Reino Unido, Canadá, Suécia, Alemanha, França e Finlândia são democracias onde os debates e votações nos parlamentos são abertos e só há sigilo na eleição dos comandos das casas. Alguns países, como a Bélgica e a Itália, preveem sigilo do voto quando deputados deliberam sobre nomeações e indicações. Mais próximo da tradição brasileira, Portugal mantém em segredo, além das eleições das mesas diretoras e das indicações e nomeações, decisões sobre a suspensão de processo criminal contra membros do governo.
No Brasil, há quatro situações em que a Constituição Federal ou o regimento interno da Câmara e do Senado preveem o voto secreto. Entre eles, o mais polêmico é o da cassação de mandatos de parlamentares condenados por crimes, como foi o caso de Natan Donadon (ex-PMDB-RO). Diante da dificuldade em julgar os seus pares com equilíbrio, há quem avalie que essa função deva ser atribuição da Justiça. “Quando se trata de julgar pares, o caso deveria ir à Justiça, pois, ou há pressões corporativas que levam para a pizza, ou há pressões espúrias do que se propala como politicamente correto, que leva a punir sobre qualquer coisa que apareça como corrupção na mídia, onde há tendência clara de associar política com corrupção”, avalia o cientista político e professor emérito da Universidade Federal de Minas Gerais (UFMG) Fábio Wanderley Reis.

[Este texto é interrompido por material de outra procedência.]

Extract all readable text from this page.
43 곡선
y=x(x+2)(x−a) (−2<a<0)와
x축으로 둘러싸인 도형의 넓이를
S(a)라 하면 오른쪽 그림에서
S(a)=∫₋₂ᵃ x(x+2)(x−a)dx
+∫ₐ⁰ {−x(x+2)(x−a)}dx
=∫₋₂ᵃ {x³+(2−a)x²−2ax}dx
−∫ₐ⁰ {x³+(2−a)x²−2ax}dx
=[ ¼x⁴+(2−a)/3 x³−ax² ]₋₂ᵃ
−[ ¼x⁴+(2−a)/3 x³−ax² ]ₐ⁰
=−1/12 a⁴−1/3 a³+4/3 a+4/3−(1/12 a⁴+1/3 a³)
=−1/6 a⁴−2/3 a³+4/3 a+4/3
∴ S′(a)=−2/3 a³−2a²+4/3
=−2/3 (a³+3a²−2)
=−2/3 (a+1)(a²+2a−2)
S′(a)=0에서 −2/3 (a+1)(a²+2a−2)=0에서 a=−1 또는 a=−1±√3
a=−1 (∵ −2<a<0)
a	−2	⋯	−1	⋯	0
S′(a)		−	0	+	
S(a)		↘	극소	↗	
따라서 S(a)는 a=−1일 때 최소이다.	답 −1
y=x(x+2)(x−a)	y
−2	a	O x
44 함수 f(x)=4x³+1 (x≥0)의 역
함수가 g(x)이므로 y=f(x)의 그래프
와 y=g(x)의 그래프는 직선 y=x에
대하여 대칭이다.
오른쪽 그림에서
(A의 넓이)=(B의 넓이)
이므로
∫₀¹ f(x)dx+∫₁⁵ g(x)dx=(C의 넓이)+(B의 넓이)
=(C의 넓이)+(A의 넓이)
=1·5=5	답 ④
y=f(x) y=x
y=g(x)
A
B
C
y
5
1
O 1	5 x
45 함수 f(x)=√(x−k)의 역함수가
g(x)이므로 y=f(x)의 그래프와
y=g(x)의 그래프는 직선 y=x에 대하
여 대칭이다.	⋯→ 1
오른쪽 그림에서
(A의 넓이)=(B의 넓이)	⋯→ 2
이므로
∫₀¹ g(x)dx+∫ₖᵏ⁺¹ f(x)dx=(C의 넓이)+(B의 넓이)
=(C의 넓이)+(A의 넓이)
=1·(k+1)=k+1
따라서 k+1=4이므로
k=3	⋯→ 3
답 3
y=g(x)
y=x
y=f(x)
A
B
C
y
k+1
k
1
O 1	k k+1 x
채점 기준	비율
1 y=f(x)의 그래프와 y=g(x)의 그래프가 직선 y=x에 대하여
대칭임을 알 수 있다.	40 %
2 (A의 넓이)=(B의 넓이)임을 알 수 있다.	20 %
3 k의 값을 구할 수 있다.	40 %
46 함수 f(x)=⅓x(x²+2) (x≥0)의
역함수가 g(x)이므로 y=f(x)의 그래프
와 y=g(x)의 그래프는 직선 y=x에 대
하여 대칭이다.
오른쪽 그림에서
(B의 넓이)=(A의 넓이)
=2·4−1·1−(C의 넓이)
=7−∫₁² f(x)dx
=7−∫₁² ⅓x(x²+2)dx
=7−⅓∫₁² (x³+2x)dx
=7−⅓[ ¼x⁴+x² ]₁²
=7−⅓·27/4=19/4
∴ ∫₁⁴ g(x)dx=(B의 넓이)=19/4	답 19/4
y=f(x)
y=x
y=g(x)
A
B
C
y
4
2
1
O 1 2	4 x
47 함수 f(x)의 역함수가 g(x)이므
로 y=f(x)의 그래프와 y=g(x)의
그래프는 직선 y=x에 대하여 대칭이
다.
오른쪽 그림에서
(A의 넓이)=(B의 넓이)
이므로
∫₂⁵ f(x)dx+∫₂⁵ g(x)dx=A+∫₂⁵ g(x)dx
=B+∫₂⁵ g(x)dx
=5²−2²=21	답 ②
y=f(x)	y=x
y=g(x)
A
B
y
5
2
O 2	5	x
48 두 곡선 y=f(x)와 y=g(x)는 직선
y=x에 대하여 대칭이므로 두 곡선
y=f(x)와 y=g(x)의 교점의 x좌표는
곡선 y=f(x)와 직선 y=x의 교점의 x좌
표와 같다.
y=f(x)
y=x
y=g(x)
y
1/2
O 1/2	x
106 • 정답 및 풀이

Os constituintes de 1988, ao estabelecer o voto secreto para as cassações de mandato, acreditaram que deputados e senadores atuariam como juízes, sem a pressão da mídia e da opinião pública. “A prática demonstrou o contrário”, afirma o advogado, pesquisador de direito constitucional e consultor da Câmara dos Deputados, Roberto Carlos Martins Pontes. “O espírito corporativo tem falado mais alto e esse princípio da isenção que norteou os constituintes, assim como o voto secreto como forma de proteger a opinião dos deputados, foi rejeitado pela realidade”, acrescenta ele, autor do estudo Voto secreto nos parlamentos.

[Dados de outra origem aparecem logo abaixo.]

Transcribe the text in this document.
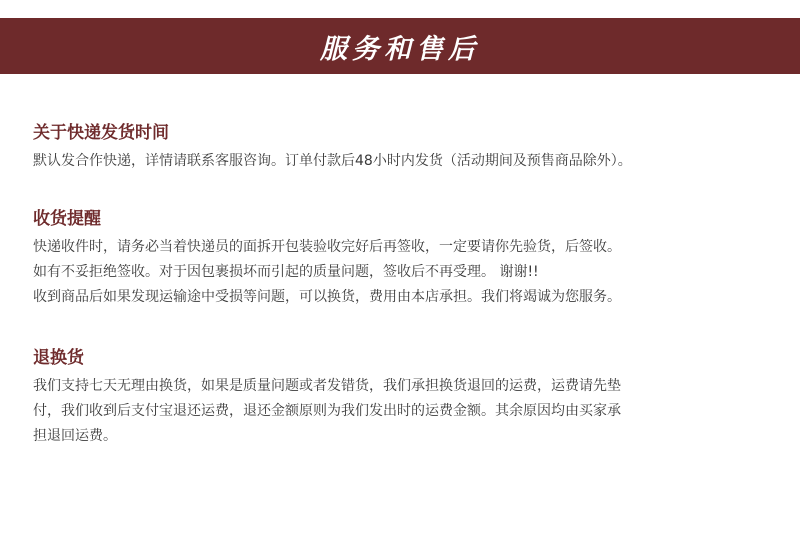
服务和售后
关于快递发货时间

默认发合作快递，详情请联系客服咨询。订单付款后48小时内发货（活动期间及预售商品除外）。

收货提醒

快递收件时，请务必当着快递员的面拆开包装验收完好后再签收，一定要请你先验货，后签收。
如有不妥拒绝签收。对于因包裹损坏而引起的质量问题，签收后不再受理。 谢谢!!
收到商品后如果发现运输途中受损等问题，可以换货，费用由本店承担。我们将竭诚为您服务。

退换货

我们支持七天无理由换货，如果是质量问题或者发错货，我们承担换货退回的运费，运费请先垫
付，我们收到后支付宝退还运费，退还金额原则为我们发出时的运费金额。其余原因均由买家承
担退回运费。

No contexto do presidencialismo brasileiro de grande peso do Executivo, não são poucos os que defendem voto secreto para o caso de vetos presidenciais, quando ele funcionaria como defesa do parlamentar. “No caso dos vetos, tenho dúvidas sobre em que situação o interesse público prevaleceria mais, se com o voto aberto ou secreto”, analisa Martins Pontes.